Intel announced it has achieved full representation of women and underrepresented minorities in its U.S. workforce two years ahead of its 2020 goal. That means that the percentage of women and underrepresented minorities matches the talent pool available for skilled workers in the U.S.
The world’s biggest PC processor maker said its staff is now 27 percent female, 9.2 percent Hispanic, and 4.6 percent African American.
The company’s workforce now reflects the percent of women and underrepresented minorities available in the U.S. skilled labor market, which was a target set in 2015 by former CEO Brian Krzanich, who ironically left the company earlier this year after violating a policy on fraternizing with a female employee in a consensual relationship.
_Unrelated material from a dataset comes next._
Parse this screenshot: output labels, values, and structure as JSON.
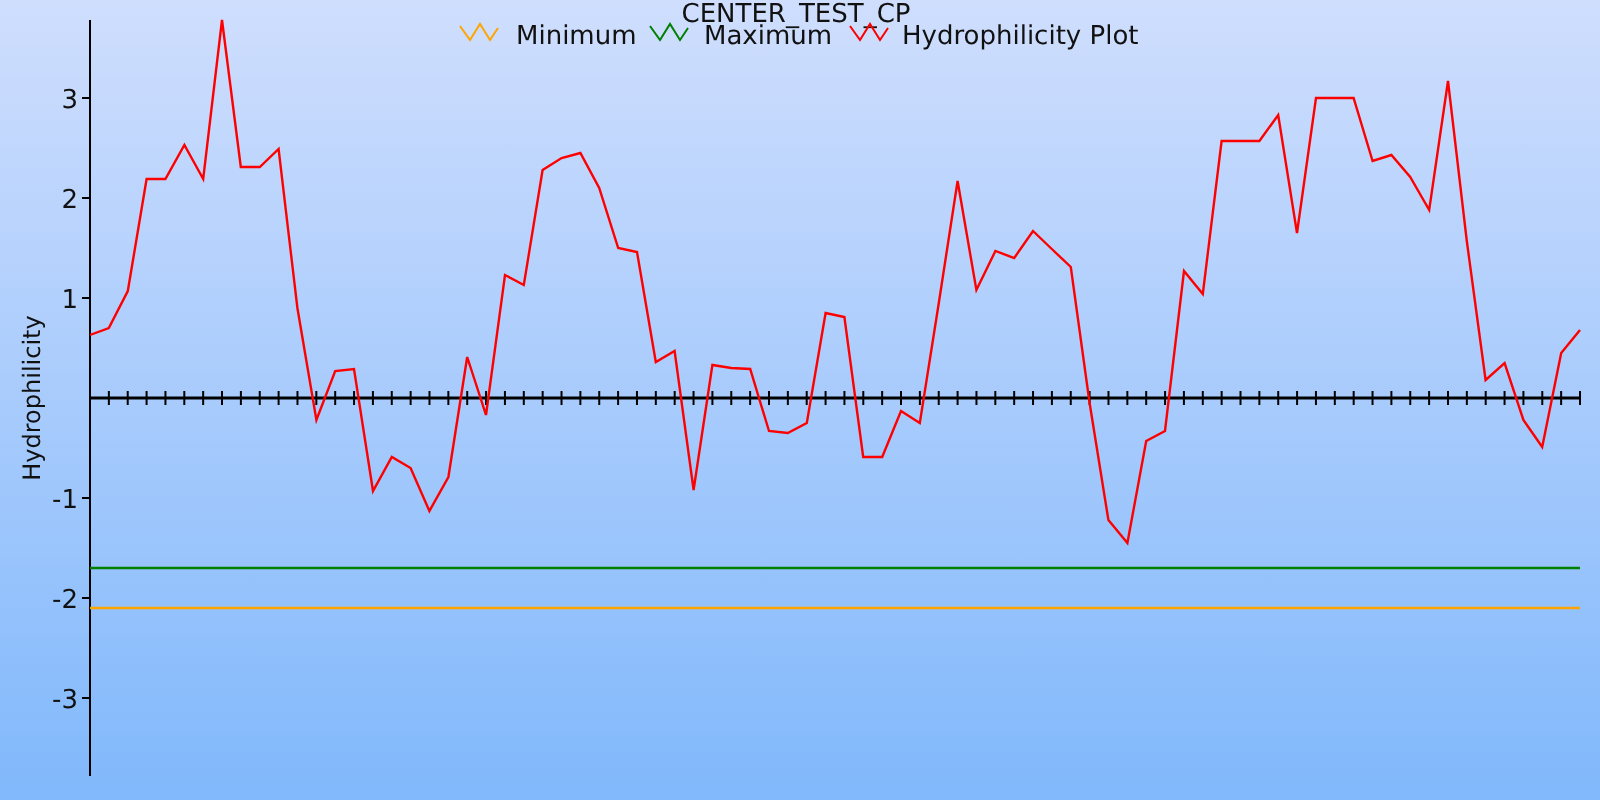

Intel said the results came from a strategy that took into account hiring, retention, and progression. The company said this is “just the beginning for Intel’s work in this space.”
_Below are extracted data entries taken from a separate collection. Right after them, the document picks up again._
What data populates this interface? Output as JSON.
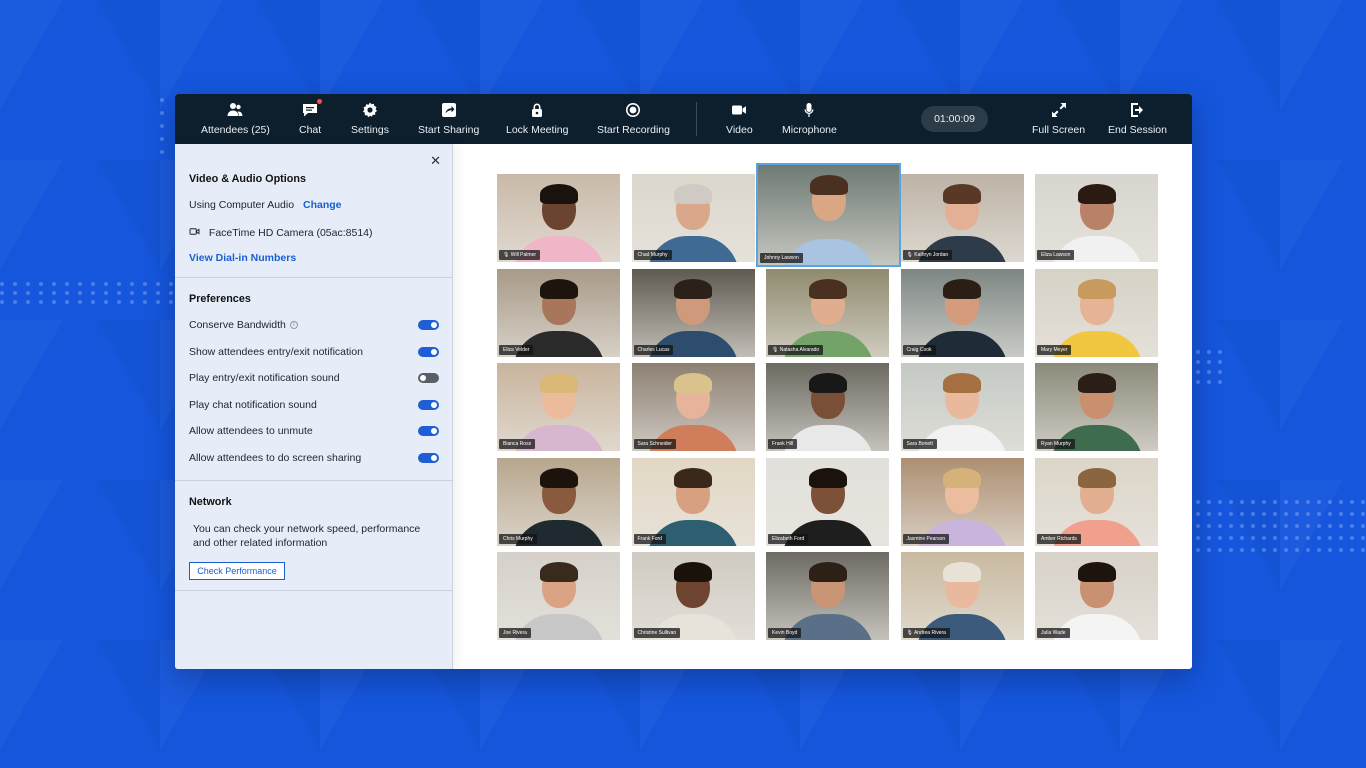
{
  "toolbar": {
    "attendees_label": "Attendees (25)",
    "chat_label": "Chat",
    "settings_label": "Settings",
    "start_sharing_label": "Start Sharing",
    "lock_meeting_label": "Lock Meeting",
    "start_recording_label": "Start Recording",
    "video_label": "Video",
    "microphone_label": "Microphone",
    "timer": "01:00:09",
    "full_screen_label": "Full Screen",
    "end_session_label": "End Session"
  },
  "panel": {
    "video_audio_title": "Video & Audio Options",
    "computer_audio": "Using Computer Audio",
    "change_link": "Change",
    "camera": "FaceTime HD Camera (05ac:8514)",
    "dial_in_link": "View Dial-in Numbers",
    "preferences_title": "Preferences",
    "preferences": [
      {
        "label": "Conserve Bandwidth",
        "on": true
      },
      {
        "label": "Show attendees entry/exit notification",
        "on": true
      },
      {
        "label": "Play entry/exit notification sound",
        "on": false
      },
      {
        "label": "Play chat notification sound",
        "on": true
      },
      {
        "label": "Allow attendees to unmute",
        "on": true
      },
      {
        "label": "Allow attendees to do screen sharing",
        "on": true
      }
    ],
    "network_title": "Network",
    "network_desc_line1": "You can check your network speed, performance",
    "network_desc_line2": "and other related information",
    "check_button": "Check Performance"
  },
  "participants": [
    {
      "name": "Will Palmer",
      "skin": "#6b4430",
      "hair": "#1a120c",
      "shirt": "#f0b6c8",
      "bg": "#c9b9a8",
      "mic_icon": true
    },
    {
      "name": "Chad Murphy",
      "skin": "#d9a88a",
      "hair": "#cfcac4",
      "shirt": "#3e6a93",
      "bg": "#dcd7cc",
      "mic_icon": false
    },
    {
      "name": "Johnny Lawson",
      "skin": "#d9a784",
      "hair": "#4a3020",
      "shirt": "#a8c4e0",
      "bg": "#6d7a72",
      "mic_icon": false
    },
    {
      "name": "Kathryn Jordan",
      "skin": "#e3b095",
      "hair": "#5a3826",
      "shirt": "#2e3b48",
      "bg": "#bdb3a6",
      "mic_icon": true
    },
    {
      "name": "Eliza Lawson",
      "skin": "#b98268",
      "hair": "#2b1a12",
      "shirt": "#f1f1f1",
      "bg": "#d8d5cf",
      "mic_icon": false
    },
    {
      "name": "Eliza Velder",
      "skin": "#a8765a",
      "hair": "#1d140e",
      "shirt": "#2a2a2a",
      "bg": "#a89a88",
      "mic_icon": false
    },
    {
      "name": "Charles Lucas",
      "skin": "#cf9a7c",
      "hair": "#2c2119",
      "shirt": "#2d4c6e",
      "bg": "#5e5a50",
      "mic_icon": false
    },
    {
      "name": "Natasha Alvarado",
      "skin": "#e0ad8f",
      "hair": "#4a3020",
      "shirt": "#74a36a",
      "bg": "#8f8a6e",
      "mic_icon": true
    },
    {
      "name": "Craig Cook",
      "skin": "#d49c7c",
      "hair": "#2b1e15",
      "shirt": "#1f2b36",
      "bg": "#7d8683",
      "mic_icon": false
    },
    {
      "name": "Mary Meyer",
      "skin": "#e5b396",
      "hair": "#c89a5e",
      "shirt": "#f1c640",
      "bg": "#d7d2c6",
      "mic_icon": false
    },
    {
      "name": "Bianca Ross",
      "skin": "#ebbb9c",
      "hair": "#d9b878",
      "shirt": "#d7b7cf",
      "bg": "#c9b49e",
      "mic_icon": false
    },
    {
      "name": "Sara Schneider",
      "skin": "#e6b49a",
      "hair": "#d9c28c",
      "shirt": "#cf7d5a",
      "bg": "#8c8072",
      "mic_icon": false
    },
    {
      "name": "Frank Hill",
      "skin": "#7a4f38",
      "hair": "#181818",
      "shirt": "#e8e8e8",
      "bg": "#6b6960",
      "mic_icon": false
    },
    {
      "name": "Sara Bonett",
      "skin": "#e8b99b",
      "hair": "#a66f42",
      "shirt": "#f2f2f2",
      "bg": "#c4c9c4",
      "mic_icon": false
    },
    {
      "name": "Ryan Murphy",
      "skin": "#c8906e",
      "hair": "#2a1e16",
      "shirt": "#3f6b4f",
      "bg": "#8b8a7a",
      "mic_icon": false
    },
    {
      "name": "Chris Murphy",
      "skin": "#8a5a3e",
      "hair": "#1c130d",
      "shirt": "#1f2a30",
      "bg": "#b7a68e",
      "mic_icon": false
    },
    {
      "name": "Frank Ford",
      "skin": "#d6a081",
      "hair": "#3a281b",
      "shirt": "#2e5e72",
      "bg": "#e2d7c4",
      "mic_icon": false
    },
    {
      "name": "Elizabeth Ford",
      "skin": "#7d5138",
      "hair": "#1b120c",
      "shirt": "#1e1e1e",
      "bg": "#e2e0da",
      "mic_icon": false
    },
    {
      "name": "Jasmine Pearson",
      "skin": "#ebbc9e",
      "hair": "#d5b27a",
      "shirt": "#c9b4dc",
      "bg": "#ad8f72",
      "mic_icon": false
    },
    {
      "name": "Amber Richards",
      "skin": "#e2ae90",
      "hair": "#8b6440",
      "shirt": "#f0a08c",
      "bg": "#dcd5c8",
      "mic_icon": false
    },
    {
      "name": "Joe Rivera",
      "skin": "#d9a384",
      "hair": "#3a2a1e",
      "shirt": "#c7c7c7",
      "bg": "#d5d1ca",
      "mic_icon": false
    },
    {
      "name": "Christine Sullivan",
      "skin": "#6e4330",
      "hair": "#1a110b",
      "shirt": "#e8e3da",
      "bg": "#cfcbc2",
      "mic_icon": false
    },
    {
      "name": "Kevin Boyd",
      "skin": "#c99574",
      "hair": "#2c2017",
      "shirt": "#5a6f88",
      "bg": "#6c6a62",
      "mic_icon": false
    },
    {
      "name": "Andrea Rivera",
      "skin": "#e9b99d",
      "hair": "#e8e2d6",
      "shirt": "#3c5a7c",
      "bg": "#c9b99f",
      "mic_icon": true
    },
    {
      "name": "Julia Wade",
      "skin": "#c99072",
      "hair": "#1e140e",
      "shirt": "#f4f4f4",
      "bg": "#d8d2c7",
      "mic_icon": false
    }
  ]
}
“We are proud of our progress but not satisfied,” said Barbara Whye, Intel’s chief diversity and inclusion officer and vice president of human resources for two of Intel’s groups. “We prioritize this as a business imperative to drive innovation and future growth. Diversity and inclusion cannot be treated as an add-on. It has to be integrated into everything we do, and this is just the beginning. We need to make sure inclusion remains at the center. Every voice matters, and we need to listen and act to make change happen.”
Intel said it believes a diverse workforce and inclusive culture are key to its evolution. Diverse teams with different perspectives, experiences, and ideas are more creative and innovative, resulting in a collaborative and supportive environment. Intel said it will continue its ongoing commitment to advance diversity and inclusion, collaborate with industry partners on key learnings, and encourage a community of openness, belonging, and inclusion.
More than 85 percent of Intel’s workforce serves in technical roles, making the goal more difficult to achieve.
When Krzanich announced the goal in January, 2015, during his CES keynote speech, Intel committed $300 million to support this goal and the company’s broader goal of improving diversity and inclusion in the entire technology industry. As part of that program, Intel invests in initiatives that expand access to STEM education and opportunities in underserved populations, including pathway programs, grants, and mentorship. Additionally, Intel also invested in internal programs.
Overall representation of underrepresented minorities at Intel in the U.S. is now at 14.6 percent. Of course, this isn’t really full representation, as women and underrepresented minorities are a much larger part of the overall population.
Intel’s last report in March noted that the remaining gap to full representation was with African American employees. This was closed due to continuous efforts in hiring, retention, and progression. African Americans had the highest overall underrepresented minority percentage point increase in the U.S. employee population and now make up 4.6 percent of Intel employees overall.
In 2016, Intel instituted a program called Warmline, a confidential employee hotline designed to help employees with career advancement and improve the overall employee experience. It has increasingly gained traction as a resource for employees, and as a result has also become a source of insight into creating a more inclusive environment. Since its inception, the Warmline has received more than 20,000 cases with a retention rate of 82 percent.
Women account for nearly 27 percent of Intel’s total U.S. employee base, with almost 24 percent of women in technical roles. The company offers several programs to support women through career progression, including “Pay It Forward,” a mentoring program scaled to support 6,000 female mid-level employees, and “Women at Intel Network,” the company’s largest employee resource group, which supports more than 7,000 employees globally.
In 2019, Intel plans to offer its Warmline service globally, drive leadership parity, and focus on women of color.
Intel is targeting the challenges that women of color face in the workplace, as it is a founding member of the Reboot Representation Tech Coalition, an initiative spearheaded by Melinda Gates’ investment and incubation company, Pivotal Ventures. The coalition will align existing philanthropic donations and increase funding to double the number of women of color graduating with computing degrees in the U.S. by 2025.